Sogenannte Zero-Day-Exploits sind der Traum für Hacker, Geheimdienste und Behörden: Sie erlauben es, Maschinen zu übernehmen, weil es für diese Sicherheitslücken noch keinerlei Gegenmittel gibt. Aktuelle Forschungsergebnisse zeigen nun, dass organisierte Cyberkriminelle, die über große finanziele Möglichkeiten verfügen, den Einsatz dieser leistungsstarken und teuren Hacking-Methoden in die Höhe treiben.

Zero-Day-Exploits, die einem Hacker Zugang zu bestimmten Zielen verschaffen, werden so genannt, weil Cyber-Verteidiger zuvor null Tage („Zero Days“) Zeit hatten, um die neu entdeckten Lücken zu schließen, was die Tools außerordentlich leistungsfähig, gefährlich und auch teuer macht. In der Spitze können Zero-Day-Exploits mehr als eine Million Dollar in Anschaffung und/oder Entwicklung kosten. Aus diesem Grund waren sie in der Vergangenheit nur in den Arsenalen der raffiniertesten Cyberspionage-Gruppen der Welt zu finden, die meist von Staaten ins Leben gerufen oder zumindest finanziert wurden.

Eine neue Studie des Cybersicherheitsunternehmens Mandiant zeigt jedoch, dass der Anteil der von Cyberkriminellen ausgenutzten Zero-Day-Exploits rekordverdächtig zunimmt. Ein Drittel aller Hackergruppen, die im Jahr 2021 diese Lücken ausnutzten, waren finanziell motivierte Gangs, im Gegensatz zu staatlich unterstützten Cyberspionage-Gruppen, so die Untersuchung. In den letzten zehn Jahren wurde nur ein sehr kleiner Teil der Zero-Day-Exploits von Cyberkriminellen eingesetzt. Experten glauben, dass der schnelle Wandel mit der mittlerweile milliardenschweren illegalen Ransomware-Industrie zu tun hat.
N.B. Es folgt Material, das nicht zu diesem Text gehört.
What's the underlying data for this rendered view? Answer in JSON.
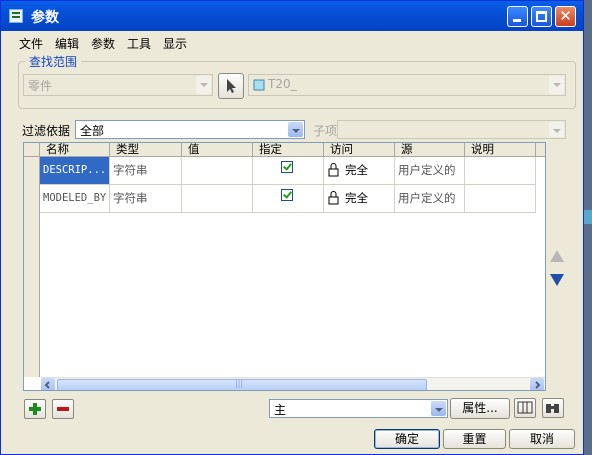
{
  "window": {
    "title": "参数"
  },
  "menu": [
    "文件",
    "编辑",
    "参数",
    "工具",
    "显示"
  ],
  "find_scope": {
    "legend": "查找范围",
    "type_value": "零件",
    "model_value": "T20_"
  },
  "filter": {
    "label": "过滤依据",
    "value": "全部",
    "subitem_label": "子项",
    "subitem_value": ""
  },
  "table": {
    "columns": [
      "名称",
      "类型",
      "值",
      "指定",
      "访问",
      "源",
      "说明"
    ],
    "rows": [
      {
        "name": "DESCRIP...",
        "type": "字符串",
        "value": "",
        "designated": true,
        "access": "完全",
        "source": "用户定义的",
        "description": ""
      },
      {
        "name": "MODELED_BY",
        "type": "字符串",
        "value": "",
        "designated": true,
        "access": "完全",
        "source": "用户定义的",
        "description": ""
      }
    ],
    "scroll_label": "|||"
  },
  "bottom": {
    "main_value": "主",
    "properties_label": "属性...",
    "ok_label": "确定",
    "reset_label": "重置",
    "cancel_label": "取消"
  },
  "icons": {
    "add": "plus-icon",
    "remove": "minus-icon",
    "pointer": "arrow-cursor-icon",
    "model": "part-icon",
    "up": "triangle-up-icon",
    "down": "triangle-down-icon"
  },
  "colors": {
    "add": "#1f8a1f",
    "remove": "#c01818",
    "selection": "#316ac5",
    "title_bar": "#0650d6"
  }
}
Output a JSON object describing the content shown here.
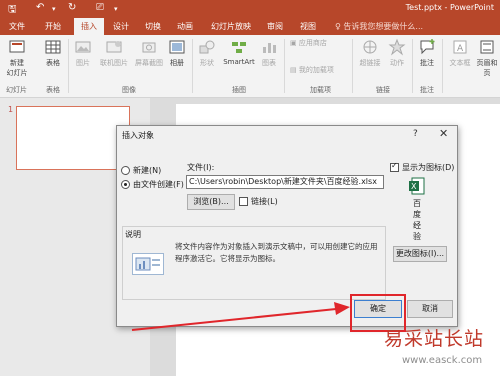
{
  "titlebar": {
    "window_title": "Test.pptx - PowerPoint"
  },
  "tabs": [
    "文件",
    "开始",
    "插入",
    "设计",
    "切换",
    "动画",
    "幻灯片放映",
    "审阅",
    "视图"
  ],
  "tellme": "告诉我您想要做什么...",
  "ribbon": {
    "new_slide": "新建\n幻灯片",
    "table": "表格",
    "picture": "图片",
    "online_picture": "联机图片",
    "screenshot": "屏幕截图",
    "album": "相册",
    "shapes": "形状",
    "smartart": "SmartArt",
    "chart": "图表",
    "store": "应用商店",
    "my_addins": "我的加载项",
    "hyperlink": "超链接",
    "action": "动作",
    "comment": "批注",
    "textbox": "文本框",
    "header_footer": "页眉和页",
    "group_slides": "幻灯片",
    "group_tables": "表格",
    "group_images": "图像",
    "group_illustrations": "插图",
    "group_addins": "加载项",
    "group_links": "链接",
    "group_comments": "批注"
  },
  "slides": {
    "number": "1"
  },
  "dialog": {
    "title": "插入对象",
    "help": "?",
    "close": "✕",
    "radio_new": "新建(N)",
    "radio_from_file": "由文件创建(F)",
    "file_label": "文件(I):",
    "file_path": "C:\\Users\\robin\\Desktop\\新建文件夹\\百度经验.xlsx",
    "browse": "浏览(B)...",
    "link": "链接(L)",
    "display_as_icon": "显示为图标(D)",
    "icon_caption": "百\n度\n经\n验",
    "change_icon": "更改图标(I)...",
    "desc_title": "说明",
    "desc_text": "将文件内容作为对象插入到演示文稿中，可以用创建它的应用程序激活它。它将显示为图标。",
    "ok": "确定",
    "cancel": "取消"
  },
  "watermark": {
    "line1": "易采站长站",
    "line2": "www.easck.com"
  },
  "colors": {
    "accent": "#b7472a",
    "annotation": "#e0262b"
  }
}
„Ransomware-Gruppen sind in der Lage, große Talente zu rekrutieren und die Ressourcen aus ihren Angriffen samt der irrsinnigen Einnahmen zu nutzen, um sich auf Dinge zu konzentrieren, die früher die Domäne von staatlich gesponserten [Hacking-]Gruppen war“, erläutert James Sadowski, Forscher bei Mandiant.
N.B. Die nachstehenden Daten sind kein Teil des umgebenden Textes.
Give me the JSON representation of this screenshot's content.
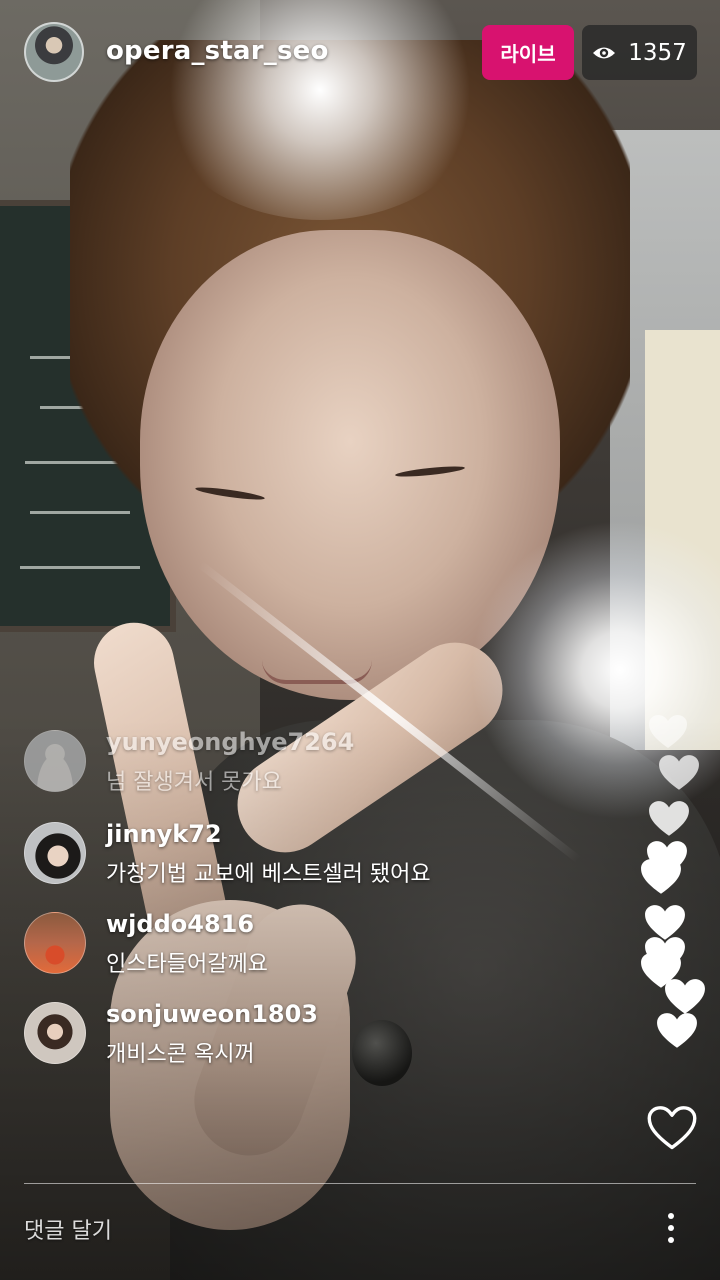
{
  "header": {
    "host_username": "opera_star_seo",
    "live_label": "라이브",
    "viewer_icon": "eye-icon",
    "viewer_count": "1357"
  },
  "comments": [
    {
      "username": "yunyeonghye7264",
      "text": "넘 잘생겨서 못가요",
      "faded": true
    },
    {
      "username": "jinnyk72",
      "text": "가창기법 교보에 베스트셀러 됐어요",
      "faded": false
    },
    {
      "username": "wjddo4816",
      "text": "인스타들어갈께요",
      "faded": false
    },
    {
      "username": "sonjuweon1803",
      "text": "개비스콘 옥시꺼",
      "faded": false
    }
  ],
  "footer": {
    "comment_placeholder": "댓글 달기",
    "like_icon": "heart-outline-icon",
    "more_icon": "more-vertical-icon"
  },
  "colors": {
    "live_badge": "#d8126f",
    "viewer_badge": "#282828",
    "text": "#ffffff"
  }
}
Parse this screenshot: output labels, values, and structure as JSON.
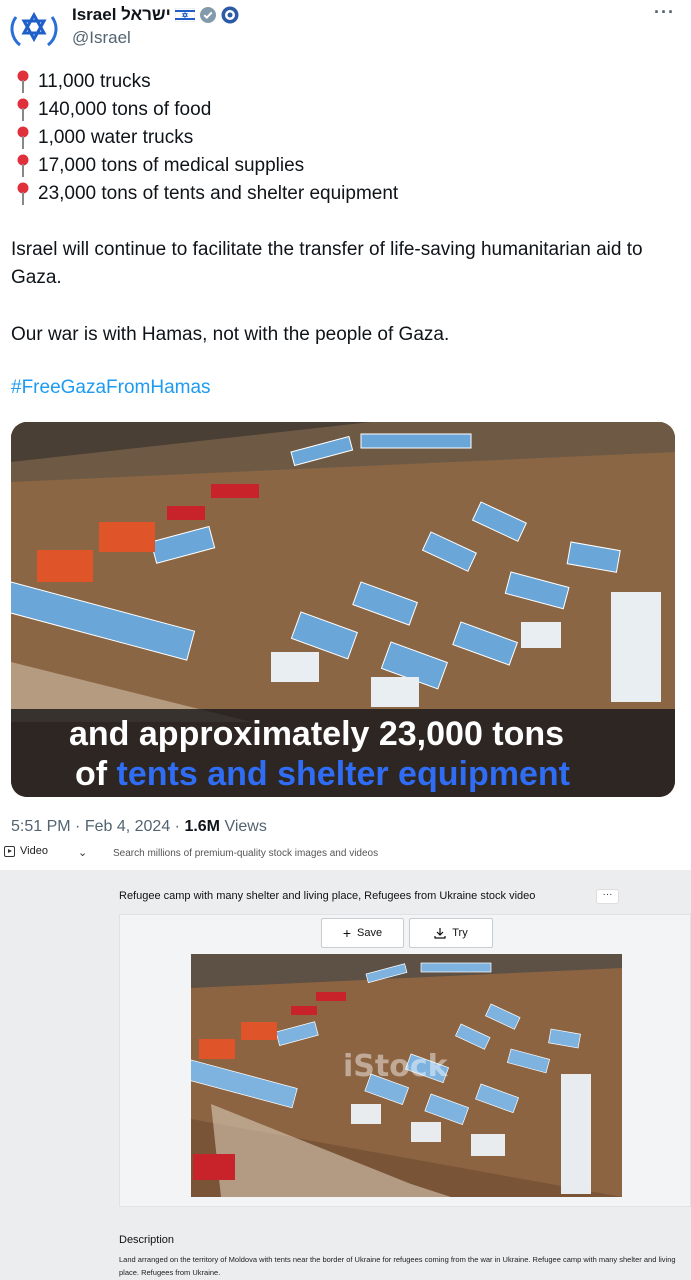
{
  "tweet": {
    "display_name": "Israel ישראל",
    "handle": "@Israel",
    "more_label": "···",
    "facts": [
      "11,000 trucks",
      "140,000 tons of food",
      "1,000 water trucks",
      "17,000 tons of medical supplies",
      "23,000 tons of tents and shelter equipment"
    ],
    "paragraph_1": "Israel will continue to facilitate the transfer of life-saving humanitarian aid to Gaza.",
    "paragraph_2": "Our war is with Hamas, not with the people of Gaza.",
    "hashtag": "#FreeGazaFromHamas",
    "video_caption_line1": "and approximately 23,000 tons",
    "video_caption_line2_prefix": "of ",
    "video_caption_line2_highlight": "tents and shelter equipment",
    "time": "5:51 PM",
    "date": "Feb 4, 2024",
    "views_count": "1.6M",
    "views_label": "Views",
    "icons": {
      "avatar": "star-of-david-icon",
      "flag": "israel-flag-icon",
      "badge": "verified-gray-badge-icon",
      "pin": "round-pushpin-icon"
    },
    "colors": {
      "hashtag": "#1d9bf0",
      "caption_highlight": "#2f6df5",
      "muted": "#536471"
    }
  },
  "search_bar": {
    "filter_label": "Video",
    "chevron": "⌄",
    "placeholder": "Search millions of premium-quality stock images and videos"
  },
  "istock": {
    "title": "Refugee camp with many shelter and living place, Refugees from Ukraine stock video",
    "more_label": "···",
    "save_label": "Save",
    "try_label": "Try",
    "watermark": "iStock",
    "description_label": "Description",
    "description_text": "Land arranged on the territory of Moldova with tents near the border of Ukraine for refugees coming from the war in Ukraine. Refugee camp with many shelter and living place. Refugees from Ukraine."
  }
}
Zero-Day-Exploits werden in der Regel im Verborgenen gehandelt – über spezielle Märkte. Bekannt ist, wie viel Geld im Spiel ist. Bei einer Recherche von MIT Technology Review kam heraus, dass ein amerikanisches Unternehmen einen leistungsstarken iPhone-Zero-Day für 1,3 Millionen US-Dollar verkaufen konnte. Zerodium, ein Zero-Day-Exploit-Anbieter, zahlt selbst aktuell bis zu 2,5 Millionen Dollar für jede Zero-Day-Lücke, welche die Kontrolle über ein Android-Gerät ermöglicht. Das Unternehmen veräußert die Sicherheitslücken dann zu einem beträchtlichen Aufschlag an eine andere Organisation – vielleicht an einen Geheimdienst oder eine Polizeibehörde – weiter. Regierungen sind bereit, so viel Geld zu zahlen, weil Zero-Day-Exploits im globalen Spionagespiel ein echter Trumpf sein können, der potenziell mehr wert ist als die Millionen, die sie kosten.
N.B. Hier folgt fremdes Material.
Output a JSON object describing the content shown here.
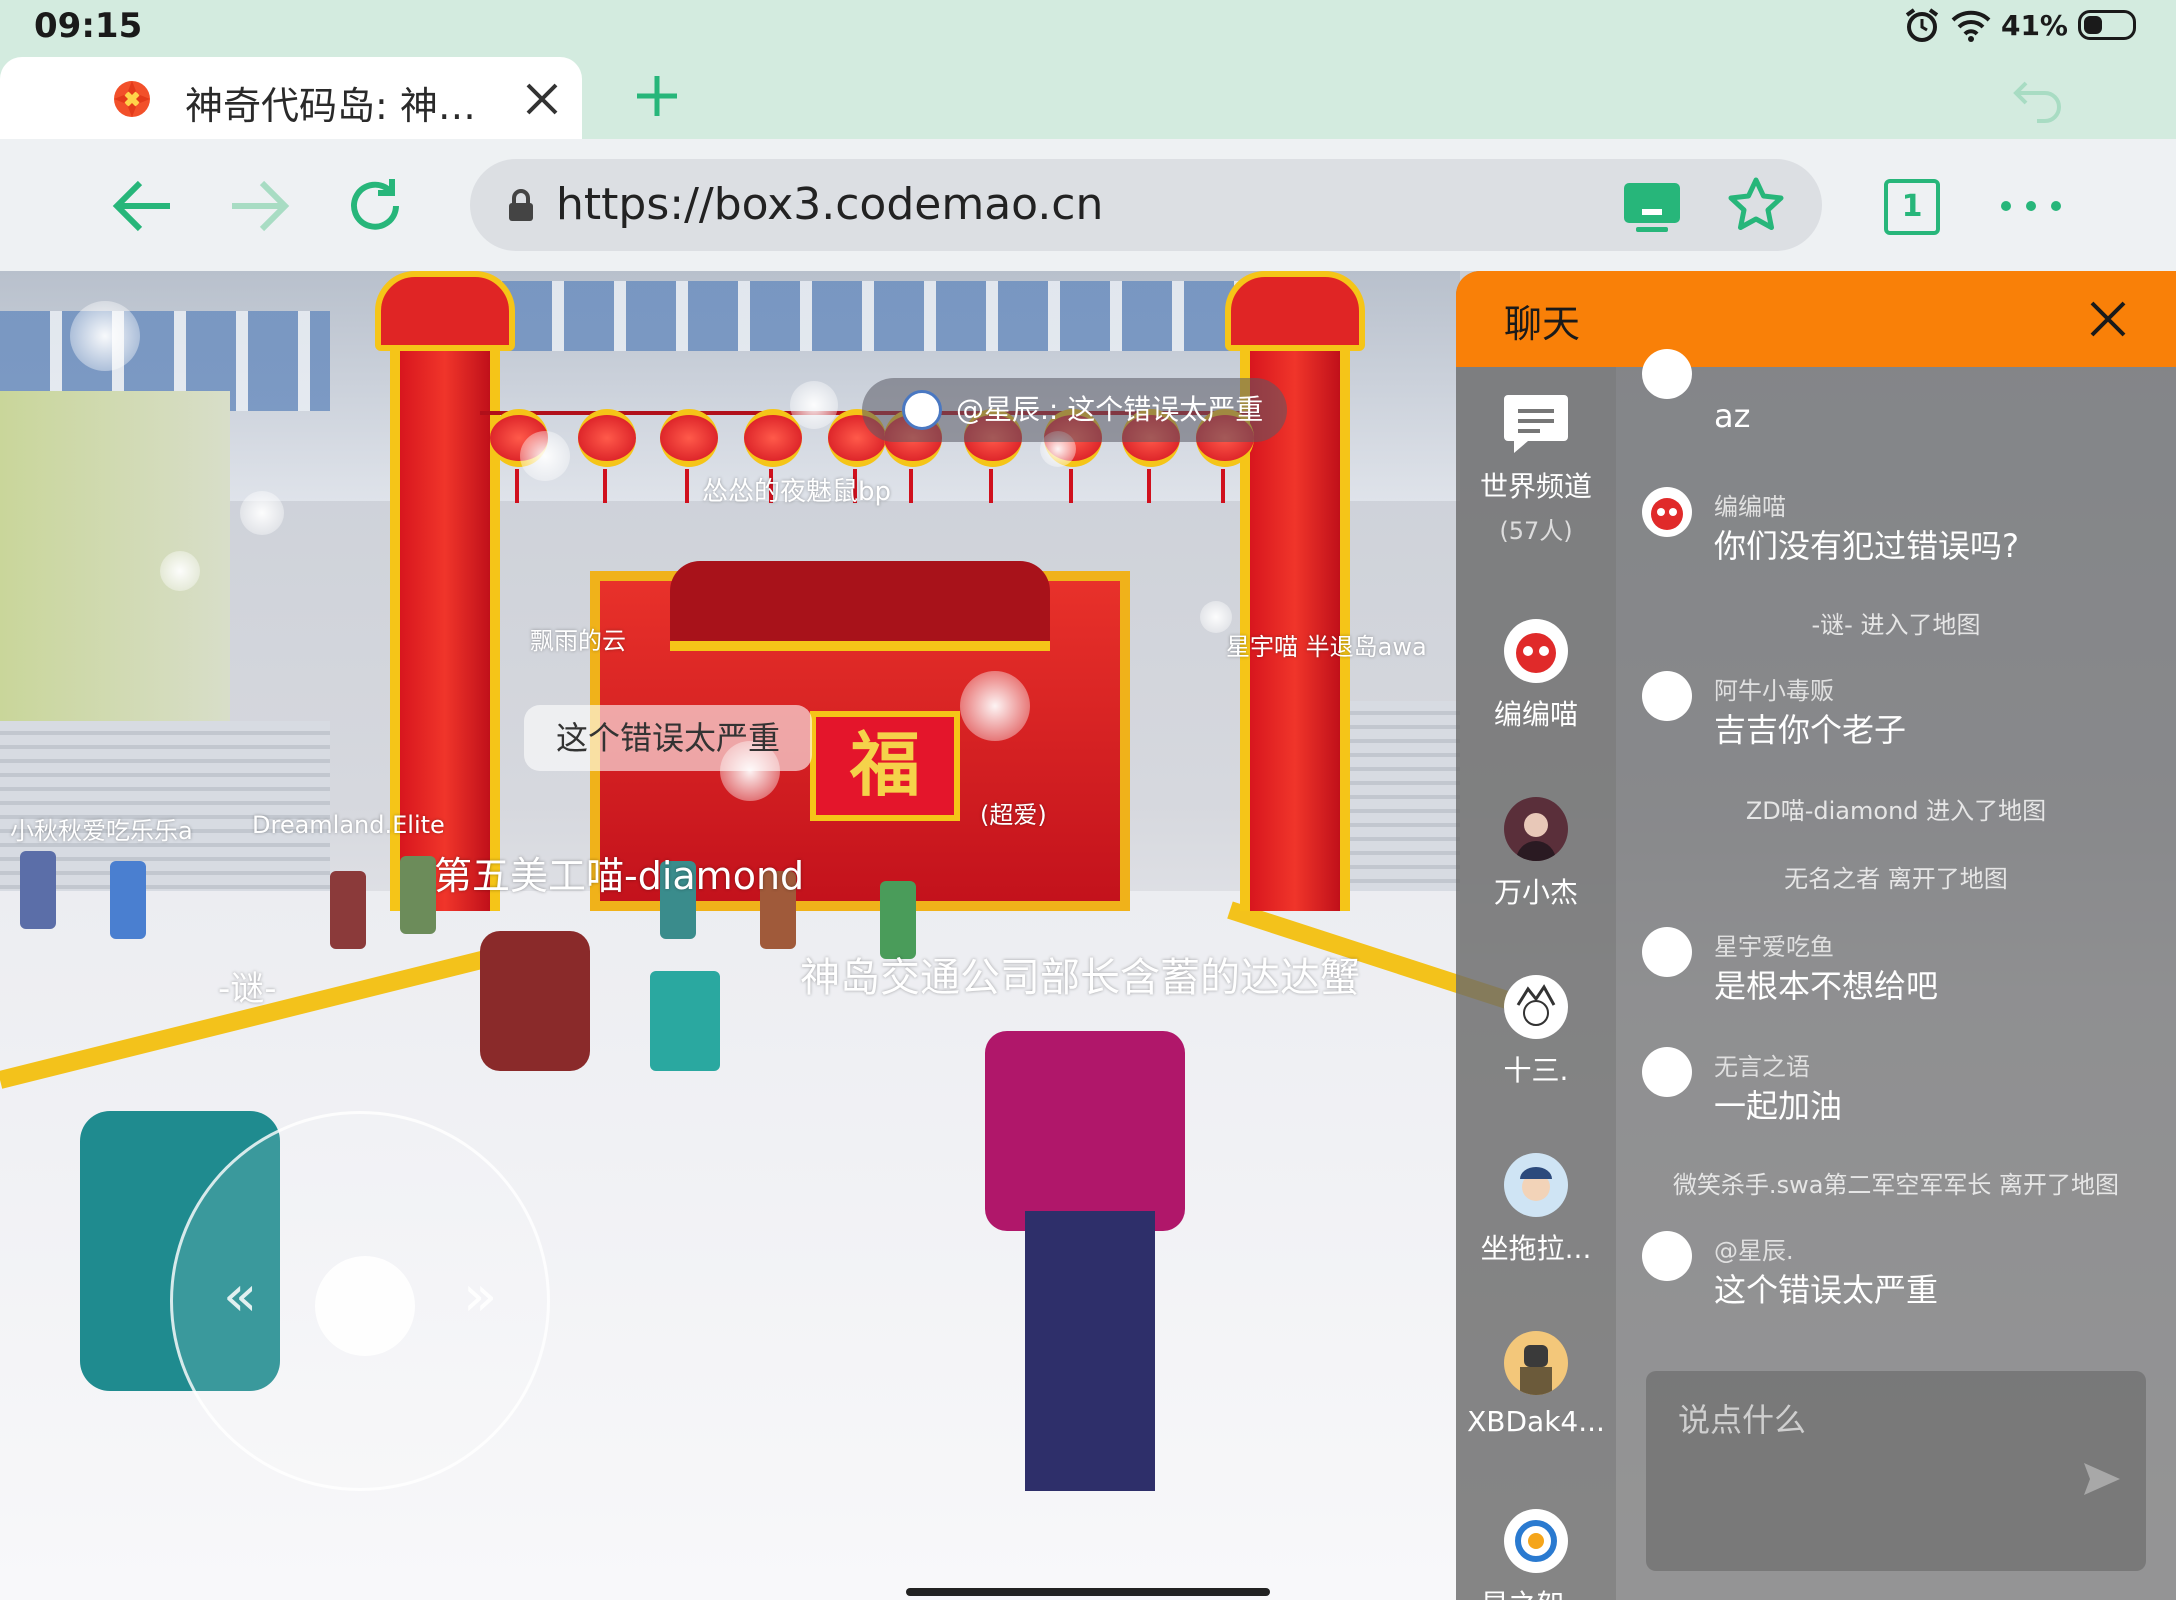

Aber auch für Kriminelle sind sie offensichtlich viel wert. Eine besonders aggressive und geschickte Ransomware-Gruppe, die unter dem Namen „UNC2447“ bekannt ist, nutzte eine Zero-Day-Schwachstelle in SonicWall aus, einem Tool für virtuelle private Netzwerke, das in großen Unternehmen in aller Welt eingesetzt wird. Nachdem sich die Hacker Zugang zu verschiedenen Systemen verschafft hatten, setzten sie eine Ransomware ein und zwangen die Opfer zur Zahlung. Die Erpressung: Sie drohten, Medien über die Hacks zu informieren und/oder die Daten der Unternehmen im Dark Web zu verkaufen.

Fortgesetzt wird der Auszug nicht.